The Justice Department yesterday asked a federal appeals court to overturn as unconstitutional a court order requiring Detroit's police department to promote equal numbers of blacks and whites to the rank of lieutenant.

Assistant Attorney General William Bradford Reynolds, head of the department's Civil Rights Division, has called such plans "morally wrong" because they use race as a consideration in the hiring or promotion of persons who were not necessarily victims of discrimination.

A three-judge panel from the 6th U.S. Circuit Court of Appeals in Cincinnati ruled on March 29 that Detroit's promotion system is legal. But, in a brief filed yesterday in that court, Reynolds asked that the full court reconsider the decision and that the Justice Department be allowed to enter the case.

The "one-to-one racial quota for promotions to the rank of lieutenant impermissibly infringes on the equal protection rights of non-black police sergeants . . . . The right to be free of unlawful racial discrimination in employment belongs to individuals, not groups," Reynolds said.

"The one-to-one promotion quota . . . clearly embraces and benefits non-victims as well as victims of . . . past unlawful discrimination and, thus, accords racially preferential treatment to persons having no 'rightful place' claim to promotion priority vis-a-vis non-black officers," he said.

The Detroit case is the third major court challenge by the Justice Department under the Reagan administration to affirmative-action plans to remedy past racial discrimination.

The department has asked the 5th U.S. Circuit Court of Appeals to reject a court-approved consent decree under which the New Orleans Police Department must promote one black to an officer's rank for each white promoted.

The Justice Department also has asked the Supreme Court to overturn a court-ordered plan under which Boston's police and fire departments made layoffs on a racial rather than seniority basis to protect minority employes hired recently under an affirmative-action plan.

Unlike those two cases, the Detroit plan was not ordered by a court.
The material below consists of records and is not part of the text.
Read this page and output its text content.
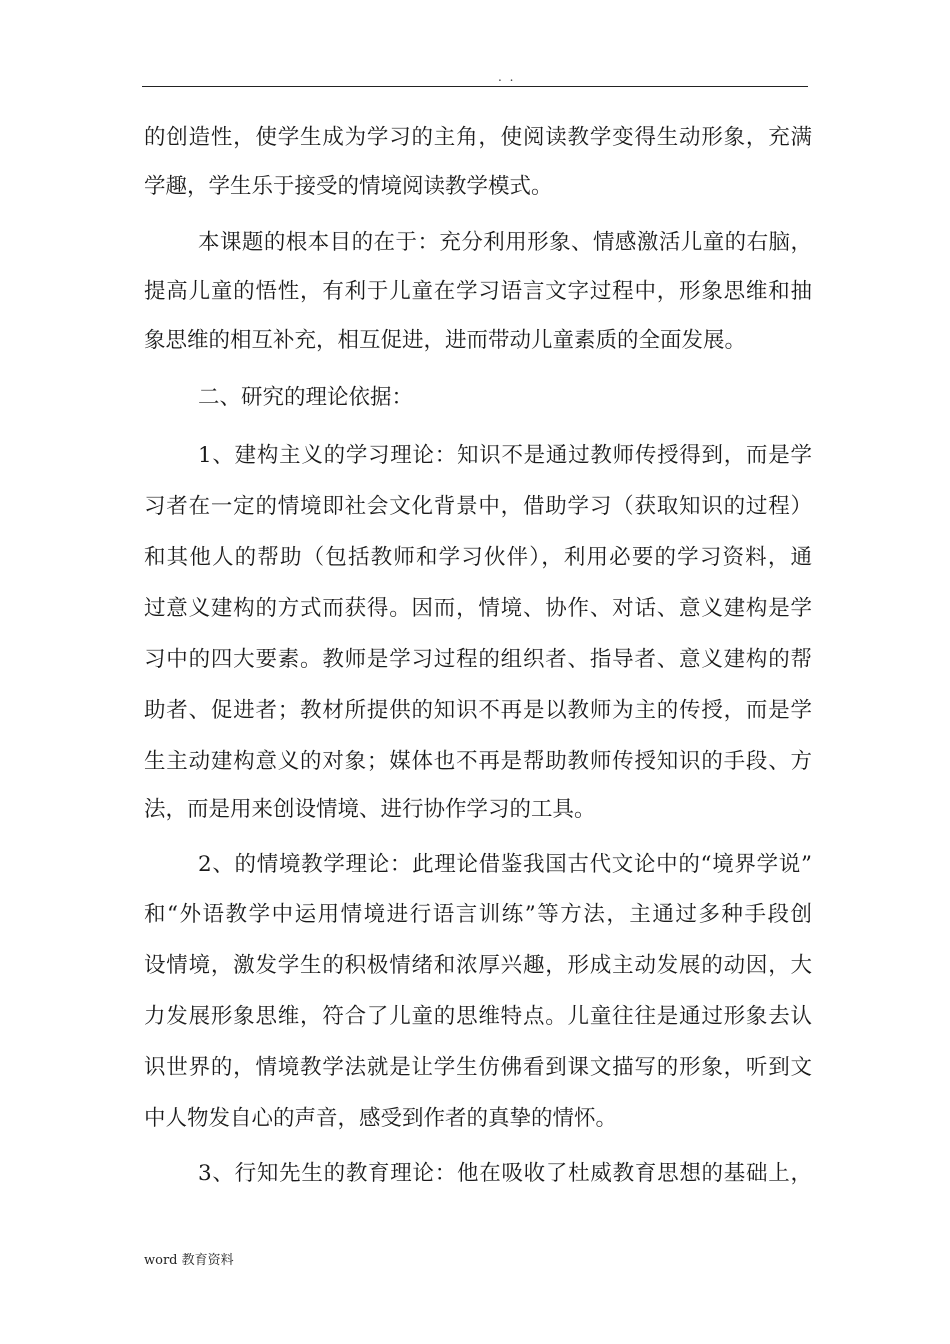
. .
的创造性，使学生成为学习的主角，使阅读教学变得生动形象，充满
学趣，学生乐于接受的情境阅读教学模式。
本课题的根本目的在于：充分利用形象、情感激活儿童的右脑，
提高儿童的悟性，有利于儿童在学习语言文字过程中，形象思维和抽
象思维的相互补充，相互促进，进而带动儿童素质的全面发展。
二、研究的理论依据：
1、建构主义的学习理论：知识不是通过教师传授得到，而是学
习者在一定的情境即社会文化背景中，借助学习（获取知识的过程）
和其他人的帮助（包括教师和学习伙伴），利用必要的学习资料，通
过意义建构的方式而获得。因而，情境、协作、对话、意义建构是学
习中的四大要素。教师是学习过程的组织者、指导者、意义建构的帮
助者、促进者；教材所提供的知识不再是以教师为主的传授，而是学
生主动建构意义的对象；媒体也不再是帮助教师传授知识的手段、方
法，而是用来创设情境、进行协作学习的工具。
2、的情境教学理论：此理论借鉴我国古代文论中的“境界学说”
和“外语教学中运用情境进行语言训练”等方法，主通过多种手段创
设情境，激发学生的积极情绪和浓厚兴趣，形成主动发展的动因，大
力发展形象思维，符合了儿童的思维特点。儿童往往是通过形象去认
识世界的，情境教学法就是让学生仿佛看到课文描写的形象，听到文
中人物发自心的声音，感受到作者的真挚的情怀。
3、行知先生的教育理论：他在吸收了杜威教育思想的基础上，
word 教育资料
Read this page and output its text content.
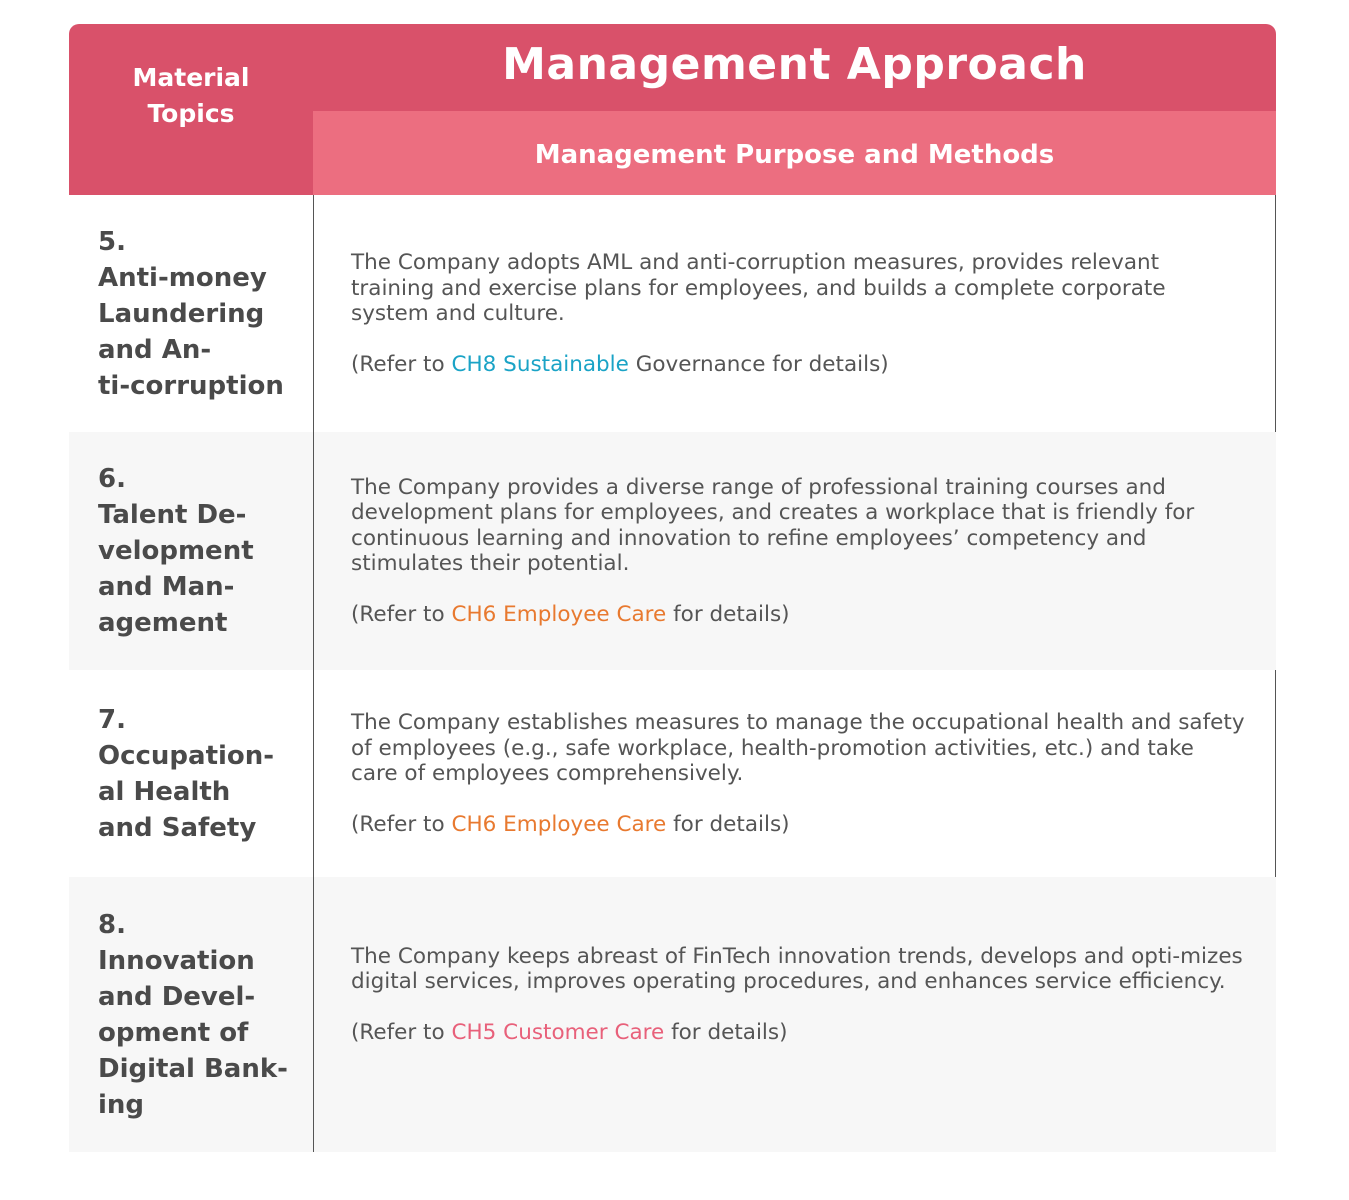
Material
Topics
Management Approach
Management Purpose and Methods
5.
Anti-money
Laundering
and An-
ti-corruption

The Company adopts AML and anti-corruption measures, provides relevant training and exercise plans for employees, and builds a complete corporate system and culture.

(Refer to CH8 Sustainable Governance for details)

6.
Talent De-
velopment
and Man-
agement

The Company provides a diverse range of professional training courses and development plans for employees, and creates a workplace that is friendly for continuous learning and innovation to refine employees’ competency and stimulates their potential.

(Refer to CH6 Employee Care for details)

7.
Occupation-
al Health
and Safety

The Company establishes measures to manage the occupational health and safety of employees (e.g., safe workplace, health-promotion activities, etc.) and take care of employees comprehensively.

(Refer to CH6 Employee Care for details)

8.
Innovation
and Devel-
opment of
Digital Bank-
ing

The Company keeps abreast of FinTech innovation trends, develops and opti-mizes digital services, improves operating procedures, and enhances service efficiency.

(Refer to CH5 Customer Care for details)
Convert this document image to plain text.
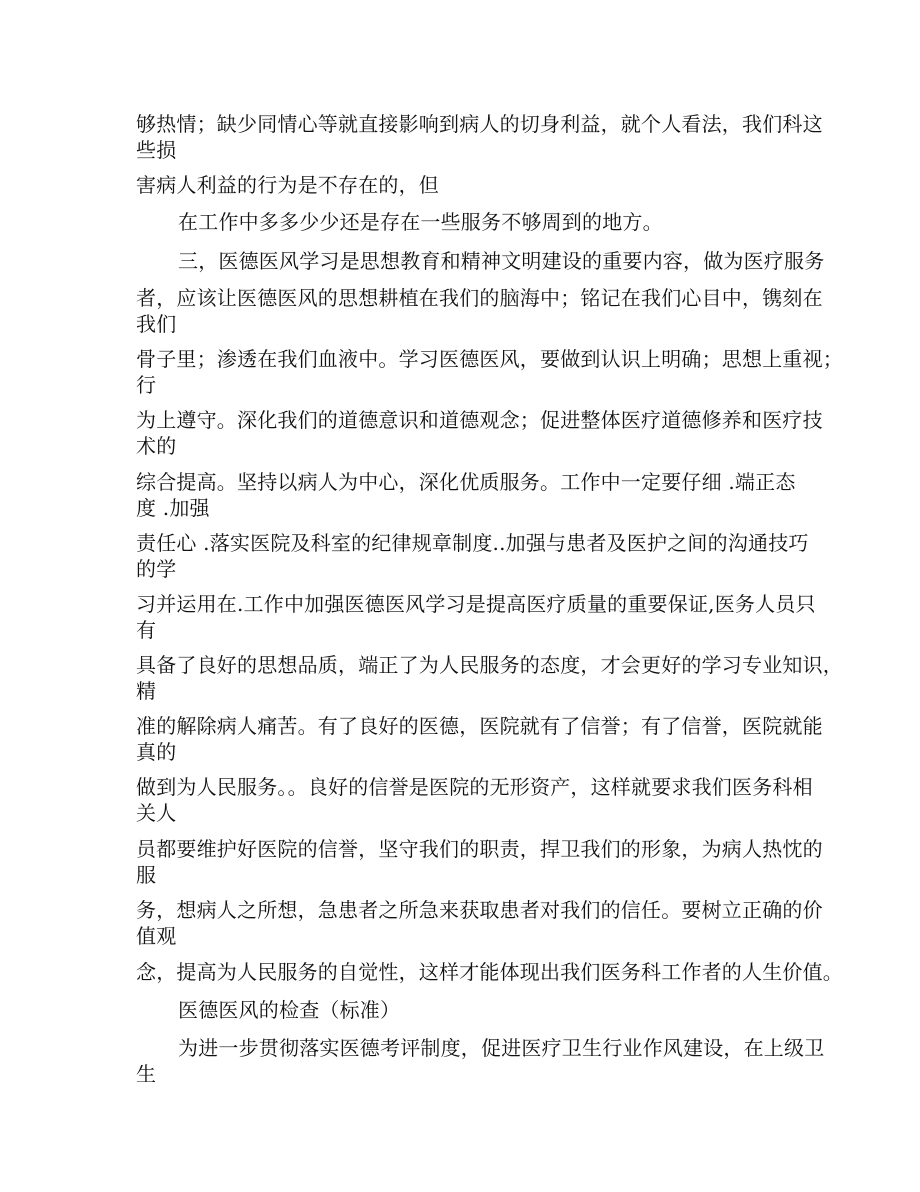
够热情；缺少同情心等就直接影响到病人的切身利益，就个人看法，我们科这
些损
害病人利益的行为是不存在的，但
在工作中多多少少还是存在一些服务不够周到的地方。
三，医德医风学习是思想教育和精神文明建设的重要内容，做为医疗服务
者，应该让医德医风的思想耕植在我们的脑海中；铭记在我们心目中，镌刻在
我们
骨子里；渗透在我们血液中。学习医德医风，要做到认识上明确；思想上重视；
行
为上遵守。深化我们的道德意识和道德观念；促进整体医疗道德修养和医疗技
术的
综合提高。坚持以病人为中心，深化优质服务。工作中一定要仔细 .端正态
度 .加强
责任心 .落实医院及科室的纪律规章制度..加强与患者及医护之间的沟通技巧
的学
习并运用在.工作中加强医德医风学习是提高医疗质量的重要保证,医务人员只
有
具备了良好的思想品质，端正了为人民服务的态度，才会更好的学习专业知识，
精
准的解除病人痛苦。有了良好的医德，医院就有了信誉；有了信誉，医院就能
真的
做到为人民服务。。良好的信誉是医院的无形资产，这样就要求我们医务科相
关人
员都要维护好医院的信誉，坚守我们的职责，捍卫我们的形象，为病人热忱的
服
务，想病人之所想，急患者之所急来获取患者对我们的信任。要树立正确的价
值观
念，提高为人民服务的自觉性，这样才能体现出我们医务科工作者的人生价值。
医德医风的检查（标准）
为进一步贯彻落实医德考评制度，促进医疗卫生行业作风建设，在上级卫
生
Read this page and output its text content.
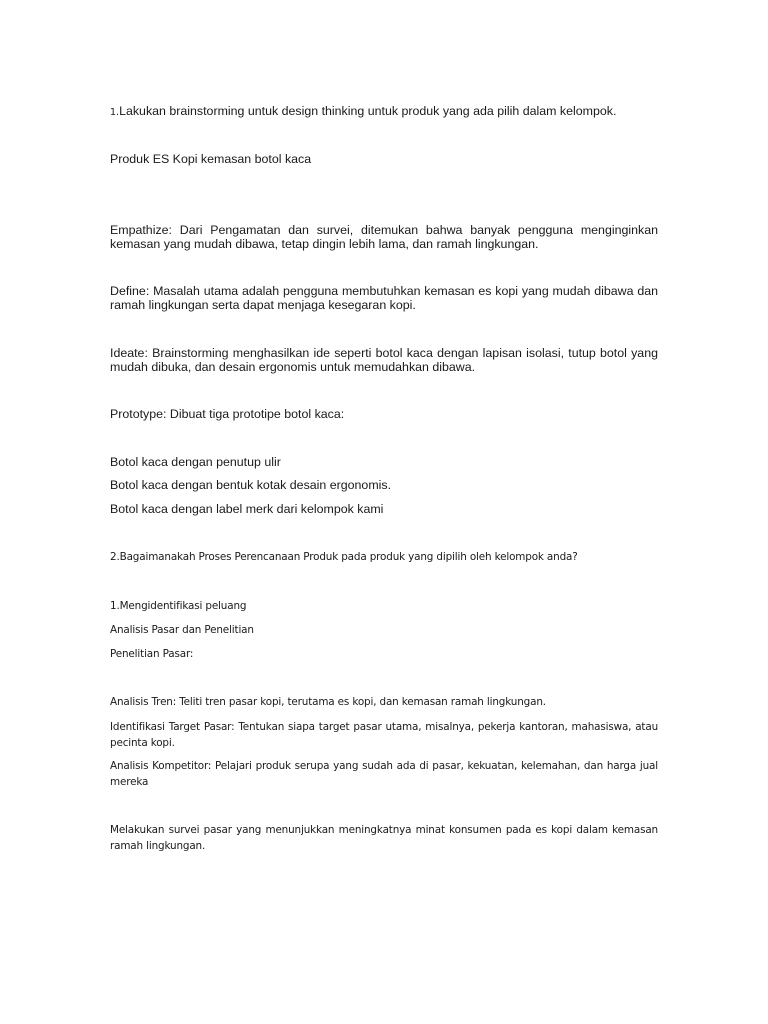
1.Lakukan brainstorming untuk design thinking untuk produk yang ada pilih dalam kelompok.

Produk ES Kopi kemasan botol kaca

Empathize: Dari Pengamatan dan survei, ditemukan bahwa banyak pengguna menginginkan kemasan yang mudah dibawa, tetap dingin lebih lama, dan ramah lingkungan.

Define: Masalah utama adalah pengguna membutuhkan kemasan es kopi yang mudah dibawa dan ramah lingkungan serta dapat menjaga kesegaran kopi.

Ideate: Brainstorming menghasilkan ide seperti botol kaca dengan lapisan isolasi, tutup botol yang mudah dibuka, dan desain ergonomis untuk memudahkan dibawa.

Prototype: Dibuat tiga prototipe botol kaca:

Botol kaca dengan penutup ulir

Botol kaca dengan bentuk kotak desain ergonomis.

Botol kaca dengan label merk dari kelompok kami

2.Bagaimanakah Proses Perencanaan Produk pada produk yang dipilih oleh kelompok anda?

1.Mengidentifikasi peluang

Analisis Pasar dan Penelitian

Penelitian Pasar:

Analisis Tren: Teliti tren pasar kopi, terutama es kopi, dan kemasan ramah lingkungan.

Identifikasi Target Pasar: Tentukan siapa target pasar utama, misalnya, pekerja kantoran, mahasiswa, atau pecinta kopi.

Analisis Kompetitor: Pelajari produk serupa yang sudah ada di pasar, kekuatan, kelemahan, dan harga jual mereka

Melakukan survei pasar yang menunjukkan meningkatnya minat konsumen pada es kopi dalam kemasan ramah lingkungan.
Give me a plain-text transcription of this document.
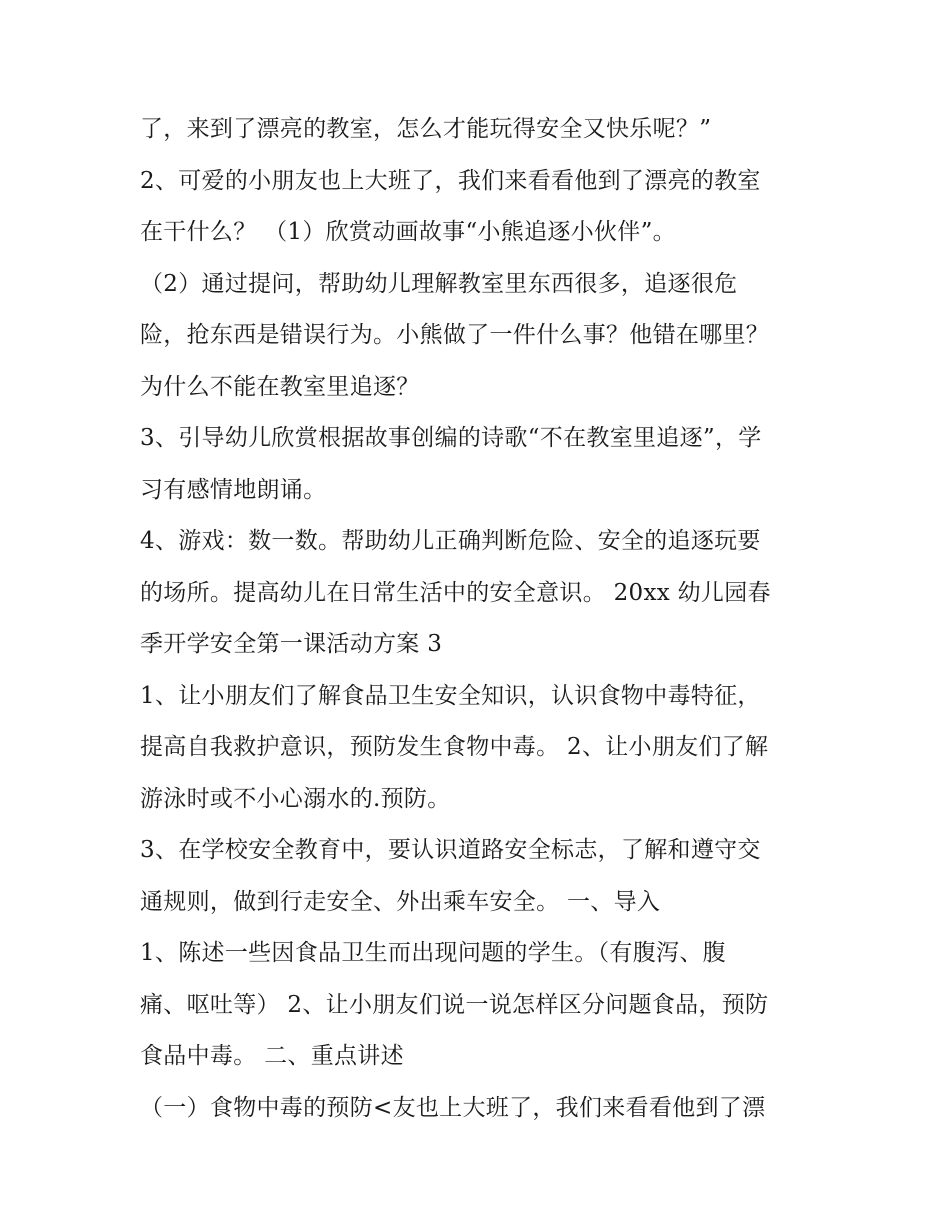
了，来到了漂亮的教室，怎么才能玩得安全又快乐呢？”
2、可爱的小朋友也上大班了，我们来看看他到了漂亮的教室
在干什么？ （1）欣赏动画故事“小熊追逐小伙伴”。
（2）通过提问，帮助幼儿理解教室里东西很多，追逐很危
险，抢东西是错误行为。小熊做了一件什么事？他错在哪里？
为什么不能在教室里追逐？
3、引导幼儿欣赏根据故事创编的诗歌“不在教室里追逐”，学
习有感情地朗诵。
4、游戏：数一数。帮助幼儿正确判断危险、安全的追逐玩要
的场所。提高幼儿在日常生活中的安全意识。 20xx 幼儿园春
季开学安全第一课活动方案 3
1、让小朋友们了解食品卫生安全知识，认识食物中毒特征，
提高自我救护意识，预防发生食物中毒。 2、让小朋友们了解
游泳时或不小心溺水的.预防。
3、在学校安全教育中，要认识道路安全标志，了解和遵守交
通规则，做到行走安全、外出乘车安全。 一、导入
1、陈述一些因食品卫生而出现问题的学生。（有腹泻、腹
痛、呕吐等） 2、让小朋友们说一说怎样区分问题食品，预防
食品中毒。 二、重点讲述
（一）食物中毒的预防<友也上大班了，我们来看看他到了漂
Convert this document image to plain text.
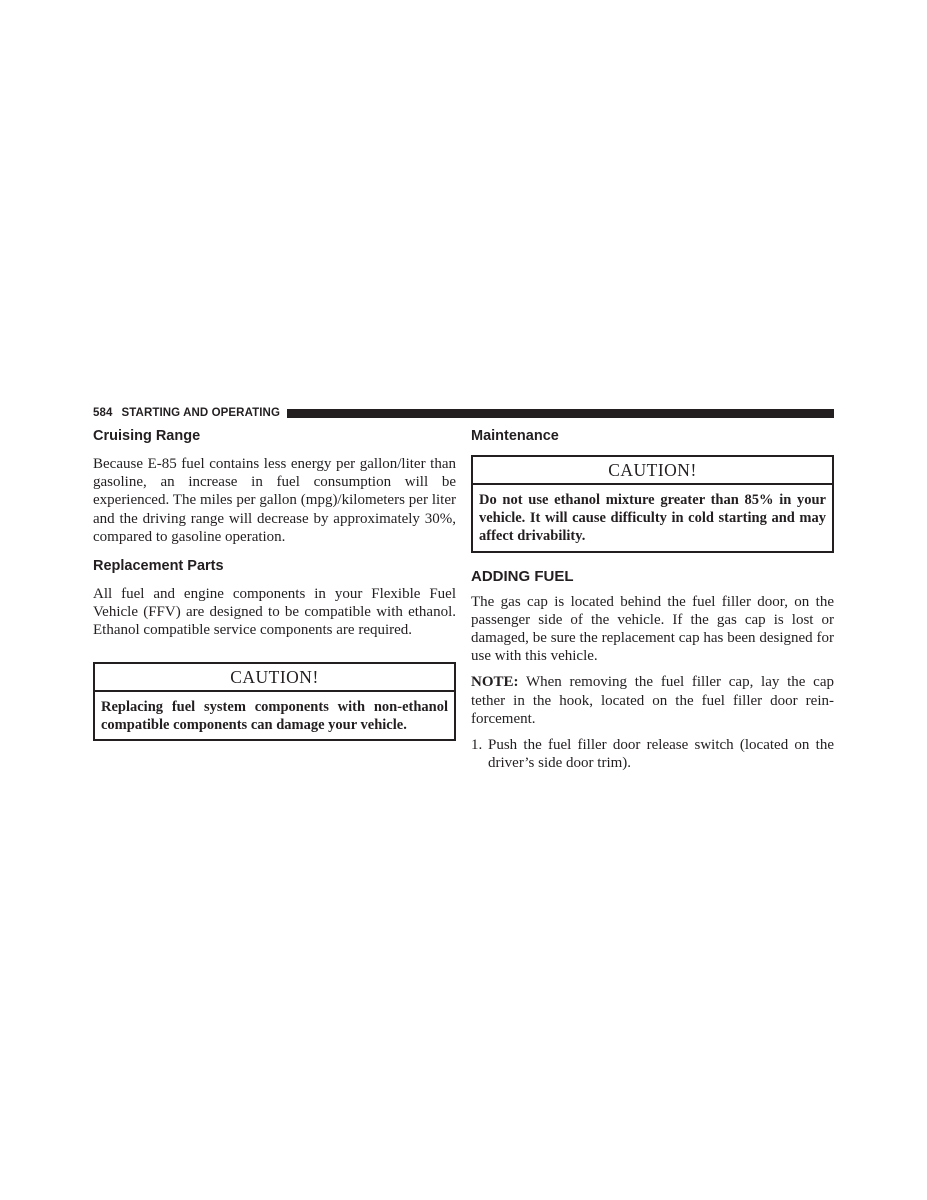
584 STARTING AND OPERATING
Cruising Range

Because E-85 fuel contains less energy per gallon/liter than gasoline, an increase in fuel consumption will be experienced. The miles per gallon (mpg)/kilometers per liter and the driving range will decrease by approximately 30%, compared to gasoline operation.

Replacement Parts

All fuel and engine components in your Flexible Fuel Vehicle (FFV) are designed to be compatible with ethanol. Ethanol compatible service components are required.

CAUTION!
Replacing fuel system components with non-ethanol compatible components can damage your vehicle.
Maintenance
CAUTION!
Do not use ethanol mixture greater than 85% in your vehicle. It will cause difficulty in cold starting and may affect drivability.
ADDING FUEL

The gas cap is located behind the fuel filler door, on the passenger side of the vehicle. If the gas cap is lost or damaged, be sure the replacement cap has been designed for use with this vehicle.

NOTE: When removing the fuel filler cap, lay the cap tether in the hook, located on the fuel filler door reinforcement.

1. Push the fuel filler door release switch (located on the driver’s side door trim).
It was adopted voluntarily by the city in 1974 after a long history of antagonism between the mostly white police department and the black community.

When white police officers challenged the plan in 1975, U.S. District Court Judge Damon Keith not only upheld it, but incorporated the affirmative-action plan into a court order.

The three-judge appeals panel ruled unanimously that the plan is constitutional and permitted by Title VII of the 1964 Civil Rights Act, which prohibits employment discrimination. The panel also found by a 2-to-1 vote that Keith acted properly in incorporating the plan into a court order.

Reynolds argued in his brief that the District Court exceeded its authority by incorporating the plan into a court order. Even if it had remained voluntary, Reynolds said, the plan "constituted an inequitable infringement on the interests of innocent non-black candidates for promotion to lieutenant and violated the equal protection guarantees" of the Constitution.

The Supreme Court, which is expected to make a decision soon in the Boston case, has never confronted this precise issue.